In Hong Kong, support the authorities and pocket €25

An organiser gives 250 HKD to a ‘protester’
Tens of thousands protested in Hong Kong on Tuesday to demand the resignation of Leung Chun-ying, chief of the Executive Council of Hong Kong, which is an institution backed by Beijing. The very same day, thousands took to Hong Kong’s densely packed streets in a counter demonstration supporting the territory’s highest official. They ended the day 250HKD (€25) richer.
Anti-Leung protesters accuse the chief executive of having too snug a relationship with Beijing, and they deplore his decision to build an illegal extension on his Hong Kong home. Not only does the region suffer chronic housing shortages, Mr Leung chastised his opponent, Henry Tang Ying-yen, in last year’s election campaign for digging an illegal cellar beneath his villa.
Organisers say 130,000 protested against Mr Leung on Tuesday, but the police put the figure at 27,000. Waving banners and shouting ‘Leung Chung-ying, step down!’, some demonstrators wore Pinnochio masks, making clear they believe the leader is a liar. 
On the same day, organisers claim a pro-Leung protest attracted 60,000 people, while the police said only 8,000 showed up. A few days before, this message was posted on Facebook:
“January 1st protest….All those who attend will be paid 300 HKD (€30). The protest will take two hours. You’ll be paid on the same day. If you want to participate, contact Ah Long on Whatsapp 54070155”.
Intrigued, citizen journalists from the website House News decided to contact the so-called Ah Long. They used a hidden camera to film the protest and the moment when 250HKD was handed over. Here is their video:
Translations of the text shown in the video:
10am: One hundred people gather in Statue Square (centre of image). A man apparently organising the protesters rubber stamps their hands.
10.30am: The crowd at regional government offices (everyone hides their faces).
12.20pm: The protest ends, and participators wait to be paid behind a building housing the Legislative Council.
1.15pm: The participants queue in front of portable toilets.

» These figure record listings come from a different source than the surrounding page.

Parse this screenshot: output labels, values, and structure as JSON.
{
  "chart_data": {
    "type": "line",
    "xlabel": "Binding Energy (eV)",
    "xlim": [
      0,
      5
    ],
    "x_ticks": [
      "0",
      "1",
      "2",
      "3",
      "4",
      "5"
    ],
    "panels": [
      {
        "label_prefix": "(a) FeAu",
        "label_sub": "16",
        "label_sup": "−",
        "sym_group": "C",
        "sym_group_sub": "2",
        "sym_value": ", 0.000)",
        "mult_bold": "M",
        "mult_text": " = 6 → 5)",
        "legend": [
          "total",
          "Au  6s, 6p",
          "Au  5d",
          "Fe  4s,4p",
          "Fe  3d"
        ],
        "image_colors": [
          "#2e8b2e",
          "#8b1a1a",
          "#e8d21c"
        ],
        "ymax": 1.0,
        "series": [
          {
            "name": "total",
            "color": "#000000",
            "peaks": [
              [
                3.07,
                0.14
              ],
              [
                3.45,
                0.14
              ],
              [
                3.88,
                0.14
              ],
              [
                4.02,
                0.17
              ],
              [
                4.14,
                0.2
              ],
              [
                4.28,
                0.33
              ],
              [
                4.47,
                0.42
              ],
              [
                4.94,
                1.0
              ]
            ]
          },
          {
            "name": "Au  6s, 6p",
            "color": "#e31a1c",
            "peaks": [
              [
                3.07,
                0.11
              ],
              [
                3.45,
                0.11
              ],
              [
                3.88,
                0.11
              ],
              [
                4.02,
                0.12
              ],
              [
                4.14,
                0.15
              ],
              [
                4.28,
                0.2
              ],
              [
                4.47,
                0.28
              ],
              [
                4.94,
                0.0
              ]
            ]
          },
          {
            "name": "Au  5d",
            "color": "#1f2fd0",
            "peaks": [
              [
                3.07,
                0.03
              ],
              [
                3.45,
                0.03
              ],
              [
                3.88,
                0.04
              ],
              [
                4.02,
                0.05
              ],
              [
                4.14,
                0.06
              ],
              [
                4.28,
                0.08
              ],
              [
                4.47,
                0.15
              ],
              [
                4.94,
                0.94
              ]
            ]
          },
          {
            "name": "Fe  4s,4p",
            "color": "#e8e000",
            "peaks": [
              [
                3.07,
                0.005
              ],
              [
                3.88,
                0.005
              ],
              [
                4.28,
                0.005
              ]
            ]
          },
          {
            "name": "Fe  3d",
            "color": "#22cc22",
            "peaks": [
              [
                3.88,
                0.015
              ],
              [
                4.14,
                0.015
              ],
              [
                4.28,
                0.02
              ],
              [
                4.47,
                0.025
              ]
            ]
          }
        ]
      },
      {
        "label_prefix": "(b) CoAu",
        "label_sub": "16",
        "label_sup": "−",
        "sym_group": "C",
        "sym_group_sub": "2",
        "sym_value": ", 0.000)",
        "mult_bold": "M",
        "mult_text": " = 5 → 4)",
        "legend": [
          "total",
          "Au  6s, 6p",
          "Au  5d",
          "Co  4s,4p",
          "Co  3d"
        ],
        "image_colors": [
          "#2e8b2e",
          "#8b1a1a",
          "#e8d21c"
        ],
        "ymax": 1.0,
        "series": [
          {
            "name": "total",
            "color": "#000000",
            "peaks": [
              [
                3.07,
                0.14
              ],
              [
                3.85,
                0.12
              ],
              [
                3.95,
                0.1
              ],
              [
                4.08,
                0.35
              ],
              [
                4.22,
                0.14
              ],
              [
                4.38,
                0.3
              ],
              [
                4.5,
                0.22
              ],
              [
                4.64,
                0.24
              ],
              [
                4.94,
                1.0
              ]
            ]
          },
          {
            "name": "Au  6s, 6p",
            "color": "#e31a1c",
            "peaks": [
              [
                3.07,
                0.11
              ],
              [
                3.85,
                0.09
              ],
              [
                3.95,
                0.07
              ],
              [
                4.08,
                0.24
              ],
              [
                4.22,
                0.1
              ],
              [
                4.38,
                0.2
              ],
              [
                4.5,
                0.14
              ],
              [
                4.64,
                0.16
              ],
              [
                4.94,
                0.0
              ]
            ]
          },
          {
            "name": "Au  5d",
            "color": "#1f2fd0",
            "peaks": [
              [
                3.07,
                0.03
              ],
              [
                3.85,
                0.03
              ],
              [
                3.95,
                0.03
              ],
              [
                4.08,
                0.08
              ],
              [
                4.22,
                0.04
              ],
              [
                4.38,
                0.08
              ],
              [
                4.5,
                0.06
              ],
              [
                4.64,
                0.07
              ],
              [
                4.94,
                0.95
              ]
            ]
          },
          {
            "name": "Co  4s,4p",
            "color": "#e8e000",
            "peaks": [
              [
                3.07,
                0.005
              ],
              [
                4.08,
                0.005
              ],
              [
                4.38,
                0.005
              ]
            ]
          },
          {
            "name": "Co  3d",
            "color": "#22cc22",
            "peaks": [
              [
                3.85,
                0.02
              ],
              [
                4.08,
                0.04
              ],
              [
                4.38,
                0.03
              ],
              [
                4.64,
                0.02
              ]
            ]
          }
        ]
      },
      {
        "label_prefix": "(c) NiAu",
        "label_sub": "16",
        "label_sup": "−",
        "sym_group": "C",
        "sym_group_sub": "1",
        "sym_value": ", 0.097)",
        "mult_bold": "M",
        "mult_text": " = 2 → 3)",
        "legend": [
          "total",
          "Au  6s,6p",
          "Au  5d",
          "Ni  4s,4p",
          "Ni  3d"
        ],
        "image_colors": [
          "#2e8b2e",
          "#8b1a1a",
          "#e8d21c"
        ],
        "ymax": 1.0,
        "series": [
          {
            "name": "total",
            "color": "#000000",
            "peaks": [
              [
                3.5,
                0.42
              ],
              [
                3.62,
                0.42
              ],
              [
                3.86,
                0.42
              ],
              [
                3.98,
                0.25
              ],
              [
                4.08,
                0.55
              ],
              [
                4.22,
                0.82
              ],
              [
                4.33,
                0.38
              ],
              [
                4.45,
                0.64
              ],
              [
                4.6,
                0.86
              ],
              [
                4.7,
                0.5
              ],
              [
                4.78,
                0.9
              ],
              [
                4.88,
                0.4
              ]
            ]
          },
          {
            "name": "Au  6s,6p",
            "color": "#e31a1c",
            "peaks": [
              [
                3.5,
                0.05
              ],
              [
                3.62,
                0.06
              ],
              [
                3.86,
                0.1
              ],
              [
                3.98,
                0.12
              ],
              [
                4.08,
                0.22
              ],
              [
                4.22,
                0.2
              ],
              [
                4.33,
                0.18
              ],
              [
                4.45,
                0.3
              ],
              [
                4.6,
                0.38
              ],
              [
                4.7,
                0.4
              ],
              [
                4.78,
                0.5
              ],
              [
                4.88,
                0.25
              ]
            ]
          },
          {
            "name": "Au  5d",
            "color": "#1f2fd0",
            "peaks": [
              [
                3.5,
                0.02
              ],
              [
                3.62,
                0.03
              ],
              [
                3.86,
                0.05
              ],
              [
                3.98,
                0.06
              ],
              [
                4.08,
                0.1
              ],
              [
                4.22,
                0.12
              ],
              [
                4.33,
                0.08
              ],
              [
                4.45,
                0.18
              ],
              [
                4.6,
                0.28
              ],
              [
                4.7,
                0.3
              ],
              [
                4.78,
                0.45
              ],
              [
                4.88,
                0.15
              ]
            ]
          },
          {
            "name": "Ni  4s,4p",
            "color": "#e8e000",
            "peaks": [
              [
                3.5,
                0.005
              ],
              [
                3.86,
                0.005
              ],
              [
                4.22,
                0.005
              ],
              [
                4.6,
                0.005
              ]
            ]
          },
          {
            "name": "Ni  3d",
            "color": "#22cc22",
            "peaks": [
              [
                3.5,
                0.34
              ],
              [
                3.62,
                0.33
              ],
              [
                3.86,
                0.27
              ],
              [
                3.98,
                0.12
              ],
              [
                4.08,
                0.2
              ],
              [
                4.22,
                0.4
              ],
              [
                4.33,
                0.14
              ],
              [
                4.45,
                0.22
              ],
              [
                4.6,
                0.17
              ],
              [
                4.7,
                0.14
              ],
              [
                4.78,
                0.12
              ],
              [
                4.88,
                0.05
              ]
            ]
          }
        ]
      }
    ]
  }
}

The man handing out the cash is the same one who rubber stamped the protesters’ hands. Everyone pockets 250HKD (€25).
An account of what happened is available here in Chinese.
Photo showing some protesters who have hidden their faces (Photo House News)

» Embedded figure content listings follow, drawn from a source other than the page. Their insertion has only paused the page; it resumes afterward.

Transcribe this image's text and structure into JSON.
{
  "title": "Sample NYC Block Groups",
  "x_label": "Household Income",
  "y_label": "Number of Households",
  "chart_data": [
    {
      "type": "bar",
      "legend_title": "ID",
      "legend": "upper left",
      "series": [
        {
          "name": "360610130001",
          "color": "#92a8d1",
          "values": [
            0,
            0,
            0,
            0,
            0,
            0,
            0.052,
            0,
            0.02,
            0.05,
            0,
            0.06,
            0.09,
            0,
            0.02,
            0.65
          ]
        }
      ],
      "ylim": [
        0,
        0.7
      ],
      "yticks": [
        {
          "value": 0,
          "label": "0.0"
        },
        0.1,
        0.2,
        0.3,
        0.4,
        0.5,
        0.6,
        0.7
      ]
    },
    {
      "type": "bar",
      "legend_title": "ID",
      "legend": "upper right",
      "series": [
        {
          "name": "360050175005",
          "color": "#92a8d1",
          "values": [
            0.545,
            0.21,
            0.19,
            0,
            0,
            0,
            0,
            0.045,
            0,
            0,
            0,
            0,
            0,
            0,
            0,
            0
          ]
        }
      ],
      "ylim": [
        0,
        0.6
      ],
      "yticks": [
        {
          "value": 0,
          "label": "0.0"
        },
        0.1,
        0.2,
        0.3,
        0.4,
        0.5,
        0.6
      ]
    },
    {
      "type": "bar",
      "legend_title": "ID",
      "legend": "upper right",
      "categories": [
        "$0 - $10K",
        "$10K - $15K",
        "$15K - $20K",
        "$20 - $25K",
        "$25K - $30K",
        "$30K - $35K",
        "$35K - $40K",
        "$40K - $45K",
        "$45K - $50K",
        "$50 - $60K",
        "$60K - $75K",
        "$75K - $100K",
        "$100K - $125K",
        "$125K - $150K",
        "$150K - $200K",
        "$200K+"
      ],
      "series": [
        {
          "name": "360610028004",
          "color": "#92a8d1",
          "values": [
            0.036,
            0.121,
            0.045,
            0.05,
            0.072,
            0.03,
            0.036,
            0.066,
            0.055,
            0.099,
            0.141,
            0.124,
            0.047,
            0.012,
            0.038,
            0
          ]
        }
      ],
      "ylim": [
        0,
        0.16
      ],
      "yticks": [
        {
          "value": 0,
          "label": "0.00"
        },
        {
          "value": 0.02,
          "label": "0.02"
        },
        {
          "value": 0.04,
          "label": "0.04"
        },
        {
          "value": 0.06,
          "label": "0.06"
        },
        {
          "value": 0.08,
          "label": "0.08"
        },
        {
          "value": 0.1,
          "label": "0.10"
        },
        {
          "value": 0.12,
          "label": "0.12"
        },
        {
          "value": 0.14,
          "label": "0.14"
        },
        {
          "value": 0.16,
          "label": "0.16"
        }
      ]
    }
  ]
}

The website Passion Time also posted a video of the event. From afar, it shows the same man paying the protesters for their services.
The New Territories Chamber of Commerce, an institution with close ties to Beijing, appeared to play a role in organising the counter demonstration. On the day, journalists from House News photographed the organisation’s propaganda director with the young man who paid the protesters. They appeared to be counting the number of people taking part. The website for House News claims the Chamber of Commerce made the payments, a claim vehemently denied.
Since Hong Kong seceded from the United Kingdom in 1997, the territory has technically been administered by Beijing under the ‘one country, two systems’ principle. It maintains a special status and has managed to hold onto a free press. The island is also at pains to preserve its Cantonese culture, but some residents fear an ever closer relationship with mainland China could damage the freedoms they still enjoy.